Last night we ended up at a local bar, which was awesome. Every time i leave the US i forget how totally rock and hip-hop oriented it is, especially in the smaller towns. I mean, i know it on paper because of my friends, but it's still a bit of a culture shock every time i come back. It's when i feel the most foreign, listening to 4 hours of karaoke and only recognizing a handful of songs, most of which i only know from living here (or in Canada) in the first place. Although the music does nothing for me - i don't even have a nostalgic connection - the diversity always makes me smile. It's cool to see people having such a good time singing 27 different subgenres of rock or country or hip-hop that i didn't even know existed. There are a few songs i'll always associate with certain countries. In Australia Tina Turner - Nutbush is a big deal. There's some YMCA-like dance thing that everyone does to it. In Canada for some reason i always hear Elton John - Tiny Dancer on the radio or when i'm at a bar.
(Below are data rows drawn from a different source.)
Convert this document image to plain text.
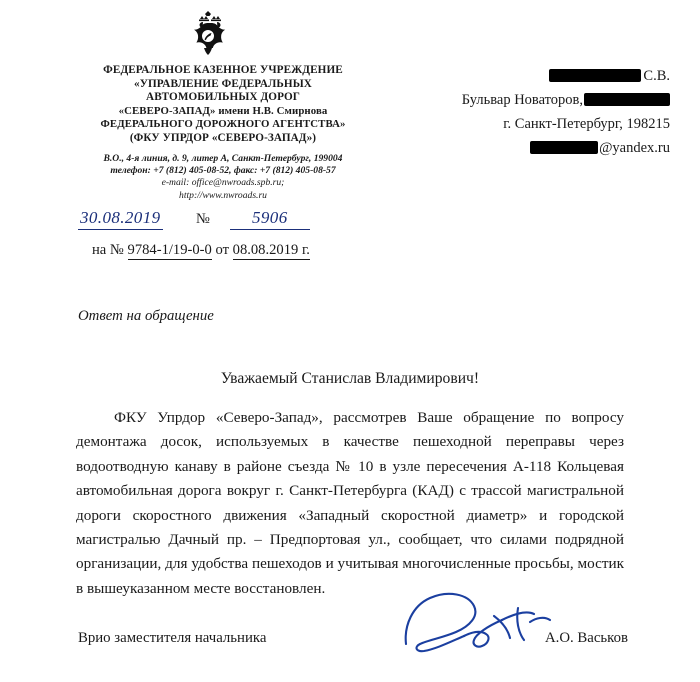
ФЕДЕРАЛЬНОЕ КАЗЕННОЕ УЧРЕЖДЕНИЕ
«УПРАВЛЕНИЕ ФЕДЕРАЛЬНЫХ
АВТОМОБИЛЬНЫХ ДОРОГ
«СЕВЕРО-ЗАПАД» имени Н.В. Смирнова
ФЕДЕРАЛЬНОГО ДОРОЖНОГО АГЕНТСТВА»
(ФКУ УПРДОР «СЕВЕРО-ЗАПАД»)
В.О., 4-я линия, д. 9, литер А, Санкт-Петербург, 199004
телефон: +7 (812) 405-08-52, факс: +7 (812) 405-08-57
e-mail: office@nwroads.spb.ru;
http://www.nwroads.ru
С.В.
Бульвар Новаторов,
г. Санкт-Петербург, 198215
@yandex.ru
30.08.2019 №	5906
на № 9784-1/19-0-0 от 08.08.2019 г.
Ответ на обращение
Уважаемый Станислав Владимирович!
ФКУ Упрдор «Северо-Запад», рассмотрев Ваше обращение по вопросу демонтажа досок, используемых в качестве пешеходной переправы через водоотводную канаву в районе съезда № 10 в узле пересечения А-118 Кольцевая автомобильная дорога вокруг г. Санкт-Петербурга (КАД) с трассой магистральной дороги скоростного движения «Западный скоростной диаметр» и городской магистралью Дачный пр. – Предпортовая ул., сообщает, что силами подрядной организации, для удобства пешеходов и учитывая многочисленные просьбы, мостик в вышеуказанном месте восстановлен.
Врио заместителя начальника	А.О. Васьков
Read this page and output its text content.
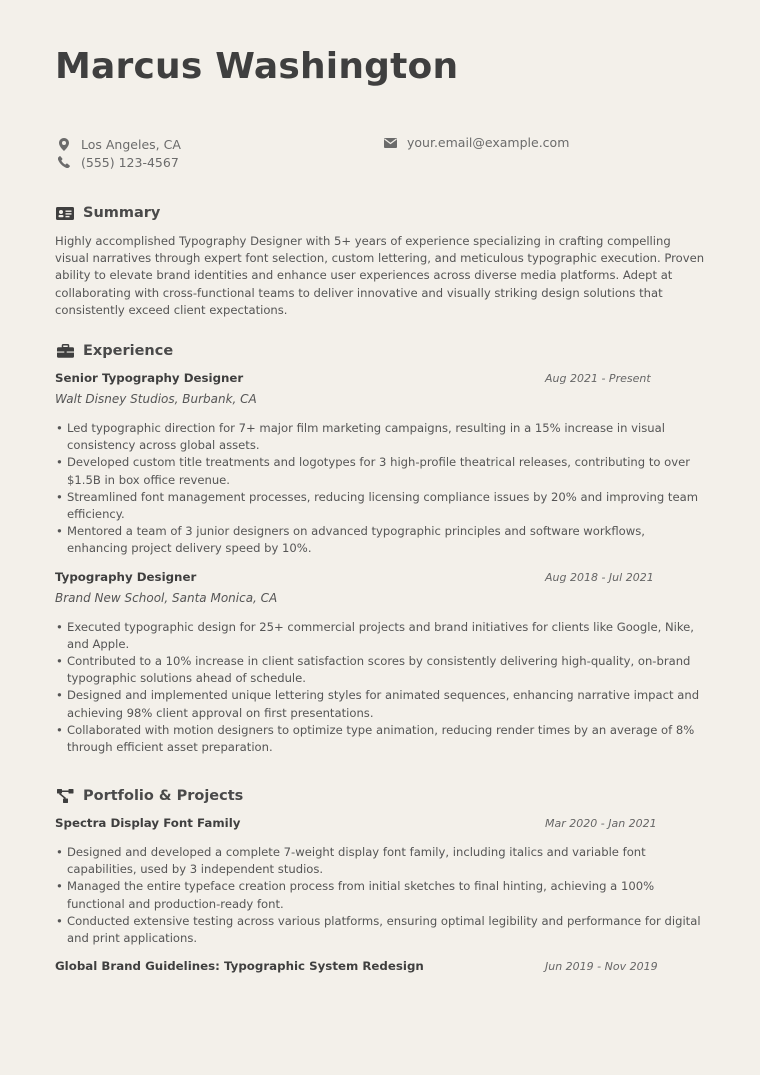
Marcus Washington
Los Angeles, CA	your.email@example.com
(555) 123-4567
Summary

Highly accomplished Typography Designer with 5+ years of experience specializing in crafting compelling visual narratives through expert font selection, custom lettering, and meticulous typographic execution. Proven ability to elevate brand identities and enhance user experiences across diverse media platforms. Adept at collaborating with cross-functional teams to deliver innovative and visually striking design solutions that consistently exceed client expectations.

Experience
Senior Typography Designer	Aug 2021 - Present
Walt Disney Studios, Burbank, CA
• Led typographic direction for 7+ major film marketing campaigns, resulting in a 15% increase in visual consistency across global assets.
• Developed custom title treatments and logotypes for 3 high-profile theatrical releases, contributing to over $1.5B in box office revenue.
• Streamlined font management processes, reducing licensing compliance issues by 20% and improving team efficiency.
• Mentored a team of 3 junior designers on advanced typographic principles and software workflows, enhancing project delivery speed by 10%.
Typography Designer	Aug 2018 - Jul 2021
Brand New School, Santa Monica, CA
• Executed typographic design for 25+ commercial projects and brand initiatives for clients like Google, Nike, and Apple.
• Contributed to a 10% increase in client satisfaction scores by consistently delivering high-quality, on-brand typographic solutions ahead of schedule.
• Designed and implemented unique lettering styles for animated sequences, enhancing narrative impact and achieving 98% client approval on first presentations.
• Collaborated with motion designers to optimize type animation, reducing render times by an average of 8% through efficient asset preparation.
Portfolio & Projects
Spectra Display Font Family	Mar 2020 - Jan 2021
• Designed and developed a complete 7-weight display font family, including italics and variable font capabilities, used by 3 independent studios.
• Managed the entire typeface creation process from initial sketches to final hinting, achieving a 100% functional and production-ready font.
• Conducted extensive testing across various platforms, ensuring optimal legibility and performance for digital and print applications.
Global Brand Guidelines: Typographic System Redesign	Jun 2019 - Nov 2019
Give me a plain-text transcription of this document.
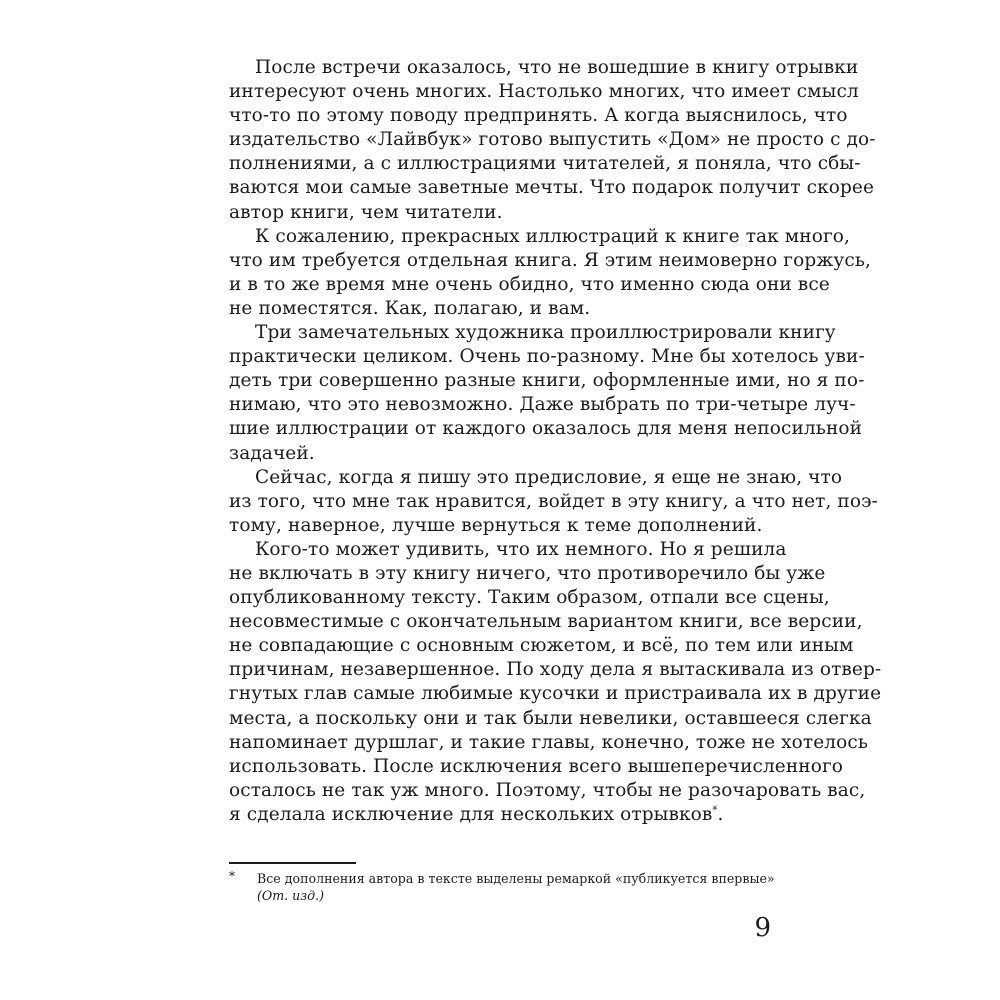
После встречи оказалось, что не вошедшие в книгу отрывки
интересуют очень многих. Настолько многих, что имеет смысл
что-то по этому поводу предпринять. А когда выяснилось, что
издательство «Лайвбук» готово выпустить «Дом» не просто с до-
полнениями, а с иллюстрациями читателей, я поняла, что сбы-
ваются мои самые заветные мечты. Что подарок получит скорее
автор книги, чем читатели.
К сожалению, прекрасных иллюстраций к книге так много,
что им требуется отдельная книга. Я этим неимоверно горжусь,
и в то же время мне очень обидно, что именно сюда они все
не поместятся. Как, полагаю, и вам.
Три замечательных художника проиллюстрировали книгу
практически целиком. Очень по-разному. Мне бы хотелось уви-
деть три совершенно разные книги, оформленные ими, но я по-
нимаю, что это невозможно. Даже выбрать по три-четыре луч-
шие иллюстрации от каждого оказалось для меня непосильной
задачей.
Сейчас, когда я пишу это предисловие, я еще не знаю, что
из того, что мне так нравится, войдет в эту книгу, а что нет, поэ-
тому, наверное, лучше вернуться к теме дополнений.
Кого-то может удивить, что их немного. Но я решила
не включать в эту книгу ничего, что противоречило бы уже
опубликованному тексту. Таким образом, отпали все сцены,
несовместимые с окончательным вариантом книги, все версии,
не совпадающие с основным сюжетом, и всё, по тем или иным
причинам, незавершенное. По ходу дела я вытаскивала из отвер-
гнутых глав самые любимые кусочки и пристраивала их в другие
места, а поскольку они и так были невелики, оставшееся слегка
напоминает дуршлаг, и такие главы, конечно, тоже не хотелось
использовать. После исключения всего вышеперечисленного
осталось не так уж много. Поэтому, чтобы не разочаровать вас,
я сделала исключение для нескольких отрывков*.
* Все дополнения автора в тексте выделены ремаркой «публикуется впервые»
(От. изд.)
9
No idea why, never heard the song till i moved there. And in America everyone inexplicably loves Johnny Cash, who i find so utterly forgettable i can't even name a single song. But when i do see his name i always think of Americans. And it's always totally different from what as a foreigner you associate with the country - as a kid i thought Elvis was the most American thing ever, but i hear less Elvis here than in any other country i've been to. Which sucks, because i fucking love Elvis.
I wonder what i would do if i lived in the US? Would i live in a little downtown bubble where i only associated with one subculture? I guess in a way that's exactly what i did in Toronto - aside from work people, literally everyone i knew was from the house or techno scenes. And that's two very niche scenes that rarely cross with the other (much larger) subcultures of Canada. I know this is going to sound shocking coming from me, but i think it's almost better to be a tourist here because i actually go out and do those "American" things that if i lived here on my own i never would. I get to enjoy American culture as it is, wherever it is, instead of just the tiny slice of it that fits my everyday lifestyle. A few of my friends just cannot understand why i would ever want to go the places i'm going the next 2 weeks. Well, obviously i'm here to visit my friends who live here, but more i just love to see things as they are wherever they are. I'd hate to be that American who goes to McDonalds in Paris, or the Brit who will always find an Irish pub, or the Australians who only hang out in hostels. It'd just make me feel trapped in the precise hole i was trying to escape from. I think that's why i've enjoyed traveling to the US while living in a country that's largely exactly the fucking same, because when you live somewhere you can't help but get rooted in your usual joints, and then you miss out on everything else - even what's right under your nose. Yeah, i'm gonna miss my seedy downtown Toronto local and here i may stick out as the faggiest eurotrash motherfucker in town (i can only imagine what Texas will be like) but this is Indiana, replete with strip malls and king size beds and fucking rock'n'roll. You gotta own it. And when i wake up i can still play Christopher Schwarzwälder or Heinrichs & Hirtenfellner and everything is just fine.